The proportional representation created by letting all of the candidates run together, and a loyal minority helping advance the two top finishers, was a system first devised to empower racial minorities. Originally in Caucasian-majority New Orleans, it was supposed to make it easier for the Black community to elect a citywide councilperson. When the city evolved into an African American-majority electorate, it served the purpose of aiding the white minority.
Except that in recent years, as the overall Black population proportionately reduced, Black candidates failed to win, despite their constituents numeric advantage. Two white At-Large Councilpersons were elected for several cycles, post-Katrina (and post-Oliver Thomas). Transitioning to two separate elections, where a majority of voters would decide the each Councilman (as is done in Jefferson Parish) was seen as the solution to electing African-American councilpersons in Black majority Orleans.
Yet, some critics of the reform had petitioned the U.S. Justice Department to block the reform under Section 5 pre-clearance as discriminatory to the city’s white minority. With Section 5 gone, the At-Large seats look to be voted upon under the new system in next year’s winter municipal elections.

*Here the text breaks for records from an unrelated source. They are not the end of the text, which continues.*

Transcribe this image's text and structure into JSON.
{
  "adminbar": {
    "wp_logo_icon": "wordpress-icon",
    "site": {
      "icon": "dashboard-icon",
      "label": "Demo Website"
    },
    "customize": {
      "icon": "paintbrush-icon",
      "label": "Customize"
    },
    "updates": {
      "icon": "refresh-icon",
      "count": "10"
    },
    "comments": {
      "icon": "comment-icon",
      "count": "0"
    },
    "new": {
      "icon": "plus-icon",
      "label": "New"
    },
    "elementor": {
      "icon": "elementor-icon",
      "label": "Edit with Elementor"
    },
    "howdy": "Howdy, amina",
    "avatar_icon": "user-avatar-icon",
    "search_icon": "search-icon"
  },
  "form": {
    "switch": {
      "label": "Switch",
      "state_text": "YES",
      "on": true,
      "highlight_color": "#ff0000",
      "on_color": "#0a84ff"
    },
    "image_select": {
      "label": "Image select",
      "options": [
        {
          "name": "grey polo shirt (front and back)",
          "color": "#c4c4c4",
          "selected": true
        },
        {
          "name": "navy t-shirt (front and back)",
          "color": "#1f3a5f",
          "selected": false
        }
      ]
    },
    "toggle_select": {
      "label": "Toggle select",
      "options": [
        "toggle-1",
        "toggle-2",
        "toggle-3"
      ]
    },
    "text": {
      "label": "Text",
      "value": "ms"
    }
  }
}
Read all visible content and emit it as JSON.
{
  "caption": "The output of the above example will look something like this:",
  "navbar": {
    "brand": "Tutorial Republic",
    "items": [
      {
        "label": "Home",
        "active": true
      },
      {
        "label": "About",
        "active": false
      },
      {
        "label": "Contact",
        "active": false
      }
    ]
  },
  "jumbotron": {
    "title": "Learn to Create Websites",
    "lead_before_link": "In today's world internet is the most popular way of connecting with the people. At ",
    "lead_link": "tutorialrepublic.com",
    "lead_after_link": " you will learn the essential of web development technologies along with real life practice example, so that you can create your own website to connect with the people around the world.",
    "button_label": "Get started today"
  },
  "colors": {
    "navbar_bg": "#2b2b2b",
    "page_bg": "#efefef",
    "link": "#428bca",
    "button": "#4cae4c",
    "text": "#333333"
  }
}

In some places, certain White Democratic seats may also survive beyond the next redistricting, should their incumbent members remain in office. Under Section 5’s mandates that number of African-American seats reflect the overall racial balance of the population, they might have lost the contours of their districts after 2020.
State House seats like those held by Democrats Helena Moreno, Walt Leger III, and Neil Abramson, arching through New Orleans’ increasingly gentrified Uptown and Downtown were nearly gutted in the last redistricting in order to save a Jefferson Republican seat and an Orleans African-American legislative district.
A deal between Black Caucus leaders and the House GOP leadership to create another Black majority seat in exchange for drawing then-Rep. John Labruzzo’s Old Metairie seat into Uptown (along with refashioning the seats of his fellow GOP Reps. Nick Larusso and Cameron Henry to cross the 17th Street Canal) barely fell apart in the waning days of the 2011 legislative session. The aforementioned white Democrats kept their seats as a result, and the district lines of Uptown were subsequently drawn in a fashion that had some consideration for the geography of the area.
As Black leaders emerged from the SCOTUS ruling believing that the end of DOJ pre-clearance will spawn further “disenfranchising” voter ID laws, the data does seem to suggest that these laws have had just the opposite effect—mainly because the Black electorate grew so angry over their passage, that they were more motivated to vote on election day.
Surveys of the last few election cycles have noted that exactly the sort of voter ID laws Obama’s Justice Department has been waging war against have not demonstrably reduced minority voting in the areas where they have been implemented. Some have explained the increased minority vote in some of these states as an angry response against the voter ID laws themselves. Nevertheless, voter attendance has not decreased. In fact, in the era of Obama, African Americans now vote at levels on or above white voter participation–which was the aim of the 1965 Voting Rights Act in the first place.
That much of the motivation comes from both the re-election of a Black president, and defense of the equal access law itself, seems an ironic, if reassuring, serendipity.